The hyphae on the upper left is dikaryotic – what all the advantages of that are we haven’t imagined yet. It is clear that dikaryotic hyphae are simultaneously ‘male’ and ‘female’. That in turn encourages diversity of nuclear and mitochondrial genomes. Different hyphae may fuse with or without mixing of genetic material. The germinating spores on the right have one nucleus per cell like all other life forms. If these meet the right mating type, two haploid cells can create a diploid creature, just as sperm and ova do. Dikaryons propagate hidden diversity. We already have enough trouble identifying visible diversity in species that produce both asexual and sexual spores – like the candlesnuff fungus.

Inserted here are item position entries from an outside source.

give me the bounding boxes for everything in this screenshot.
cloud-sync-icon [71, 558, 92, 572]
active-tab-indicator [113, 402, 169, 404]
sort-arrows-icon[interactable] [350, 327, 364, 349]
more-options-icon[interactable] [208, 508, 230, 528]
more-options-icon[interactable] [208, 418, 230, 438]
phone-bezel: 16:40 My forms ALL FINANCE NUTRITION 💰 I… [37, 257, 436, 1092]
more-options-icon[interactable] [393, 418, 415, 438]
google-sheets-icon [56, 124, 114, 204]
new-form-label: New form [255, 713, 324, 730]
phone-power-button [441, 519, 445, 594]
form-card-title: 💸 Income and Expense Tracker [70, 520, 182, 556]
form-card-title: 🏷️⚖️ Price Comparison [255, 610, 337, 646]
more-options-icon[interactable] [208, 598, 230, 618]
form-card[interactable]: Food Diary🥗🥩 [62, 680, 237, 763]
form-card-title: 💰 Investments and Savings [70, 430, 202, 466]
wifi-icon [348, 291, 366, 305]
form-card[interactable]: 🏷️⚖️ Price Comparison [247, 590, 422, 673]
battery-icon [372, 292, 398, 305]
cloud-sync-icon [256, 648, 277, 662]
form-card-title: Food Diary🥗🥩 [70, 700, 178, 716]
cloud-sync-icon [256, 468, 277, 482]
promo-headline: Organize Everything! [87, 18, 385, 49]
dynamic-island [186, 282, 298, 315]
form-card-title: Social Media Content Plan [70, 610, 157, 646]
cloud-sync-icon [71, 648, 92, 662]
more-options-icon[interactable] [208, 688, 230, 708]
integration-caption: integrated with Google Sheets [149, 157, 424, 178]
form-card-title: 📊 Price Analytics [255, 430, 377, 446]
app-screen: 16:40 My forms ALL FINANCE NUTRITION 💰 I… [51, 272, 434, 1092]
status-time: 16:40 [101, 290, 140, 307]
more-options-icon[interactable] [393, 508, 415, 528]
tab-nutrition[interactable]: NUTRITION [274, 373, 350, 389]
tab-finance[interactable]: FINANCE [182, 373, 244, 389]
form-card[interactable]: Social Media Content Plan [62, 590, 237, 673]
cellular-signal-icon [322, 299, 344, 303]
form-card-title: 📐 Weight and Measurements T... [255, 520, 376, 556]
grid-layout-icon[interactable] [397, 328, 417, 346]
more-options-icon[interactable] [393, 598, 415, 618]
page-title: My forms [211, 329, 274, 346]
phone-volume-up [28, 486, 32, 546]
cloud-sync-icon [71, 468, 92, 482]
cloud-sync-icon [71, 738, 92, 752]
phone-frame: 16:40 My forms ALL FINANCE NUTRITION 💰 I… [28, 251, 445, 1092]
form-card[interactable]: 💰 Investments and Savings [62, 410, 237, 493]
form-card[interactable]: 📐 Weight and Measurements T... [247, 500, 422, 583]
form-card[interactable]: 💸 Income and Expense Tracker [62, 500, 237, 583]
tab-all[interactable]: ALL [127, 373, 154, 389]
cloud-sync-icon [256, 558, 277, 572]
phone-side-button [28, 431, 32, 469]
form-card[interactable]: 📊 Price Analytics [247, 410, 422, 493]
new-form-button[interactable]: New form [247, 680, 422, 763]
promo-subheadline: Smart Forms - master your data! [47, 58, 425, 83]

Candlesnuff fungus – both photos from Brooksdale

Linnaeus and others began naming fungi long before we knew there were genes. The two forms on the left were identified as two different species. They actually are two forms of the same species – candlesnuff fungus (Xylaria hypoxylon). The form on the left is producing asexual spores (white powder) to clone itself. The form on the right is producing sexual spores to participate in gene mixing. A lot of fungal species do this. The gene jockeys are still sorting it out. The confusion grows when we consider mating types. For the first few decades that I practiced forestry, one root rot was the bane of foresters. It attacked pretty much every commercial tree species in British Columbia. We called it Armillaria mellea.

We don’t do that anymore. Since we learned to culture fungi and probe their DNA, we have learned there are at least 9 mating types of Armillaria. Worse, by the time the taxonomists were done, the name Armillaria mellea applied only to a mating type that occurred east of the Great Lakes. While the mating types have no problem distinguishing each other, several types are indistinguishable to us until we try to mate them. We now simply call them the ‘honey mushroom group’, but at least two species in BC are relatively easily distinguishable. One of these produces the oldest and largest individuals found on the planet – far larger than a blue or sperm whale and much older than the oldest tree. The largest is 3.8 km across in the Malheur forest of Oregon and could be 8,650 years old (no one can remember). It is also quite tasty.

Honey mushroom at Brooksdale

To the right is a representative of the largest and oldest organism on the planet. Taxonomists call it Armillaria solidipes (formerly ostoyae). Most of us call all mating forms of what was once Armillaria mellea ‘honey mushrooms’. This mating type is tasty when thoroughly cooked, but don’t try any honey mushroom growing on hardwoods. Other fungi have more mating types. Different combinations of mating types may or may not produce something that looks the same. There are gradations out there that are very useful to the fungi, but confound the taxonomists trying to draw lines between species.

That diversity brings us right back to the fungus entering the singles bar. We don’t know the punch line because there may be a heap of compatible mating types in that bar or none at all, even if they all look alike. And you thought it was going to be something about “I’m a fun guy”.